Gefördert wurde das Theatertreffen-Blog 2011 bis 2015 von der Rudolf Augstein Stiftung. Seit 2016 wird das Theatertreffen-Blog von der Stiftung Presse-Haus NRZ gefördert.

Gegründet wurde das Theatertreffen-Blog 2009 von Nikola Richter, die es bis 2013 leitete. In den Jahren 2014 und 2015 übernahm Bianca Praetorius die Projektleitung.

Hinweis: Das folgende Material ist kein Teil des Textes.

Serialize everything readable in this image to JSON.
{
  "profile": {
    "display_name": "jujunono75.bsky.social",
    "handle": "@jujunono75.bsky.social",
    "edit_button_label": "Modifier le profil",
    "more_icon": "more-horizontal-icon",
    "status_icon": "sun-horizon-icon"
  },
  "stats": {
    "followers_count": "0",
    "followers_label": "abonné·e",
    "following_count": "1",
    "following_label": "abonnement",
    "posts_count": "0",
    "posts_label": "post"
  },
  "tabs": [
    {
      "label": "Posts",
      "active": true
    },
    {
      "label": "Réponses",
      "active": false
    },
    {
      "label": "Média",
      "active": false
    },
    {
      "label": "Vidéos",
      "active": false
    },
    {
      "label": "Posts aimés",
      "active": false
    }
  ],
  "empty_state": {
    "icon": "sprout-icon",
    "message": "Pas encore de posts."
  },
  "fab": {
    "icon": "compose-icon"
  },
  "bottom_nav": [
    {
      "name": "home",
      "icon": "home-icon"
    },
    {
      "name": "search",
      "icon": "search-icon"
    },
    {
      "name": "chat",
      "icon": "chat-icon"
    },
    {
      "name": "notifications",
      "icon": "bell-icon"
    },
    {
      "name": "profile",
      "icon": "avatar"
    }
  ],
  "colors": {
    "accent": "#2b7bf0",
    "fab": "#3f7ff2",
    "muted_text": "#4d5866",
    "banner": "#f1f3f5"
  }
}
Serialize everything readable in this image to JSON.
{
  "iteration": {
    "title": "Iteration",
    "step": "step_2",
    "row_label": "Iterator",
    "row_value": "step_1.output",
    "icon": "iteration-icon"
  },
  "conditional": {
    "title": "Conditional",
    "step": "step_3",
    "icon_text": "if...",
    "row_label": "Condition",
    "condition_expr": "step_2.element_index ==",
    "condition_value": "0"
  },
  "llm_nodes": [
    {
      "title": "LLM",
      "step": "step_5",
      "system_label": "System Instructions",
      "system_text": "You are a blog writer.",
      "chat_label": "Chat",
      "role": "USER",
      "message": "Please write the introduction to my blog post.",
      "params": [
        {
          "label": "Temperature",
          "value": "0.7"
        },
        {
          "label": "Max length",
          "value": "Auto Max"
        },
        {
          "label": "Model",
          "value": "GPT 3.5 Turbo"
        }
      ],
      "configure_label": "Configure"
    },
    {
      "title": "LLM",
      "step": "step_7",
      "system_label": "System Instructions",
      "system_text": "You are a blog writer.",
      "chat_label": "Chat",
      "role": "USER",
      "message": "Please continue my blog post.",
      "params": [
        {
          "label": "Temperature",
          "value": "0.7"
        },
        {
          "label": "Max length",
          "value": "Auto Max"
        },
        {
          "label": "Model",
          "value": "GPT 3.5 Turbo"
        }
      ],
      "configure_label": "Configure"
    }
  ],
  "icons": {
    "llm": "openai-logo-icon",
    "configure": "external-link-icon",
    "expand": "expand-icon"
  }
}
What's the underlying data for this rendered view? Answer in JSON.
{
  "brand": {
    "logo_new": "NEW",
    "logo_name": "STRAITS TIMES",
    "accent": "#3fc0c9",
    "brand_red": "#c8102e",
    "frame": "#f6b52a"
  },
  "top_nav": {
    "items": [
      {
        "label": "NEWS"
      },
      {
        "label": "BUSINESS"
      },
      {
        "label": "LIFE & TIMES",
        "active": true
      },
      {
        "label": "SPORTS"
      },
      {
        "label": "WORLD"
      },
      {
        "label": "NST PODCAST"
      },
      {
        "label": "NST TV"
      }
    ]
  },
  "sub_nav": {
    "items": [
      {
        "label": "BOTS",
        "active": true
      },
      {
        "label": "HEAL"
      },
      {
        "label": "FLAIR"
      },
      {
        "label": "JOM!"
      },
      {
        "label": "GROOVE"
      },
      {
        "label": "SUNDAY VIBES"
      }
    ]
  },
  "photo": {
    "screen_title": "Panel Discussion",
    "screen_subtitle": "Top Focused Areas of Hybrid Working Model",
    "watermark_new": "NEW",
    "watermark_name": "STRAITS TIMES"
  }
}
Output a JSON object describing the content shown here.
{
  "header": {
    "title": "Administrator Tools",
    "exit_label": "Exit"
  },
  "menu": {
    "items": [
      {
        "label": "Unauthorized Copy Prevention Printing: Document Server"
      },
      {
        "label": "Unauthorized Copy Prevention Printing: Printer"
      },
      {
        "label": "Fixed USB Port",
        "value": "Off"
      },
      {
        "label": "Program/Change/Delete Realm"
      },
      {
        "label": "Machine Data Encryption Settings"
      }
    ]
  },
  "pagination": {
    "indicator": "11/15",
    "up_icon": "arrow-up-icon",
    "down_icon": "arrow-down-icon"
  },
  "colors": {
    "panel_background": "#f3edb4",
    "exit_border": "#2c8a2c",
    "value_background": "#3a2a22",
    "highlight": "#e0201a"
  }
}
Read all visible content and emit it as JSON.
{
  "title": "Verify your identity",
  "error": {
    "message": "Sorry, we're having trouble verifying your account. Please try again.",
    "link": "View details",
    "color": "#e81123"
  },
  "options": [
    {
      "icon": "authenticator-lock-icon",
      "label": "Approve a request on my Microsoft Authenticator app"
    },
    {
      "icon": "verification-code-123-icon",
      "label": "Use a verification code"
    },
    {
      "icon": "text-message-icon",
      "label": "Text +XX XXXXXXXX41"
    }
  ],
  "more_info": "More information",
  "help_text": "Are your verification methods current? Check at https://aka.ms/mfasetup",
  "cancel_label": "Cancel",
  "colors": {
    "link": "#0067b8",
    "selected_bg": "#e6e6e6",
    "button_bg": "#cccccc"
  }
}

Von 2016 bis 2021 leitete Janis El-Bira das Theatertreffen-Blog. 2022 übernahmen Antigone Akgün und Ozi Ozar die Konzeption und Redaktion des Projekts. Im Jahr 2023 fand das Theatertreffen-Blog unter der Leitung von Antigone Akgün in enger Zusammenarbeit mit Zofia nierodzińska statt. 2024 übernimmt Grete Götze gemeinsam mit Tamara Marszalkowski die Verantwortung für Konzept und Redaktion.